LONDON (Reuters) – Britain said on Thursday it must receive all the Covid-19 vaccines it has requested and paid for, after the European Union asked AstraZeneca whether it could divert supplies of Oxford-developed vaccines from Britain.
The European Union, which is lagging far behind the United States, China and Britain in launching a vaccine, has asked AstraZeneca to explain how it will supply the block with reserved doses of the Covid-19 vaccine from factories in Europe and Britain.
AstraZeneca, which is headquartered in Cambridge, England, offered to deliver some of its vaccine shipments to the European Union, which required the drug company to divert doses from the UK to make up for the shortage of supplies.
Cabinet Office Minister Michael Gove told LBC Radio: “I think we need to make sure that the vaccine supplies that have been purchased and paid for, that have been purchased for those in the UK, have been delivered.”

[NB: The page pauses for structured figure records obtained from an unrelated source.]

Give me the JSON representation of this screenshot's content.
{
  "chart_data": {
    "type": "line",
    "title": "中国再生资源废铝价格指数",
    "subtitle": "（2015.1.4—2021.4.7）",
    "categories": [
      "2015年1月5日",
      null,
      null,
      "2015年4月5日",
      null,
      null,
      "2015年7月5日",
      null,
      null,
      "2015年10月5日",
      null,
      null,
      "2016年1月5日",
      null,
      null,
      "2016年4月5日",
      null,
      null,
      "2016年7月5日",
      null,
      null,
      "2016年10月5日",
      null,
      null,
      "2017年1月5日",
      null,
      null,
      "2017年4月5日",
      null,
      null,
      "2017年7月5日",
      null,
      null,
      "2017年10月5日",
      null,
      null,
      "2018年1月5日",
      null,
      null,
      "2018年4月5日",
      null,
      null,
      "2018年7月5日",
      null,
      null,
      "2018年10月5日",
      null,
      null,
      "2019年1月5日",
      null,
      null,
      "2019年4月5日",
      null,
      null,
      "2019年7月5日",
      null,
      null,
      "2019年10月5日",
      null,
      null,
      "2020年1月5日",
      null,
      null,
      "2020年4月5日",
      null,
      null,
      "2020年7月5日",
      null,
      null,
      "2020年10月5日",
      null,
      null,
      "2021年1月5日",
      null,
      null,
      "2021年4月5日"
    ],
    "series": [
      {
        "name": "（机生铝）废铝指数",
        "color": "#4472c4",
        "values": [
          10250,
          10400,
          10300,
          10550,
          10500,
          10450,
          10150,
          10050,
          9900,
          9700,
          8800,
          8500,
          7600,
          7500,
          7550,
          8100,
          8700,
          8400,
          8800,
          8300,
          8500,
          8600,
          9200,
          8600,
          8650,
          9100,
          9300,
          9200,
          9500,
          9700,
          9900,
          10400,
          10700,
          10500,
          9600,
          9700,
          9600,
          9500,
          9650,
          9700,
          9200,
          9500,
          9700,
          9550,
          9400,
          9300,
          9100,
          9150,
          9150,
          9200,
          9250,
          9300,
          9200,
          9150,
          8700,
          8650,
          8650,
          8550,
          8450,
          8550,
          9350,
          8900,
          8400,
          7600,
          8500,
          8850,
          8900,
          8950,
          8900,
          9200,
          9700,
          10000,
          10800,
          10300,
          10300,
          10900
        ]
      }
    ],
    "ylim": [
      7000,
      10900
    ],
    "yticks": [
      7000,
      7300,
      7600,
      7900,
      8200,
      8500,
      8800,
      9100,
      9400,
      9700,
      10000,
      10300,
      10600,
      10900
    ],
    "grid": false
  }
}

“Our priority should be to make sure that the people at risk in our country who have been targeted by vaccination take those hits with those weapons,” Goff said.
When asked repeatedly by the BBC whether the British government will prevent AstraZeneca from diverting essential vaccine supplies from Britain to the European Union, Goff said the important thing is that Britain received its orders as planned and on time.
“It is true that supplies that have been planned, paid for and scheduled must continue,” Goff told the BBC.
Sure, there won’t be a break in that.
“But again, I think the correct approach to take with our friends in Europe is to make sure that we reinforce the cooperative dialogue to see how we can do everything we can to help.”
British Prime Minister Boris Johnson said on Wednesday it would have been “extremely regrettable” if the UK had stayed in the European Union’s vaccination program instead of developing its own.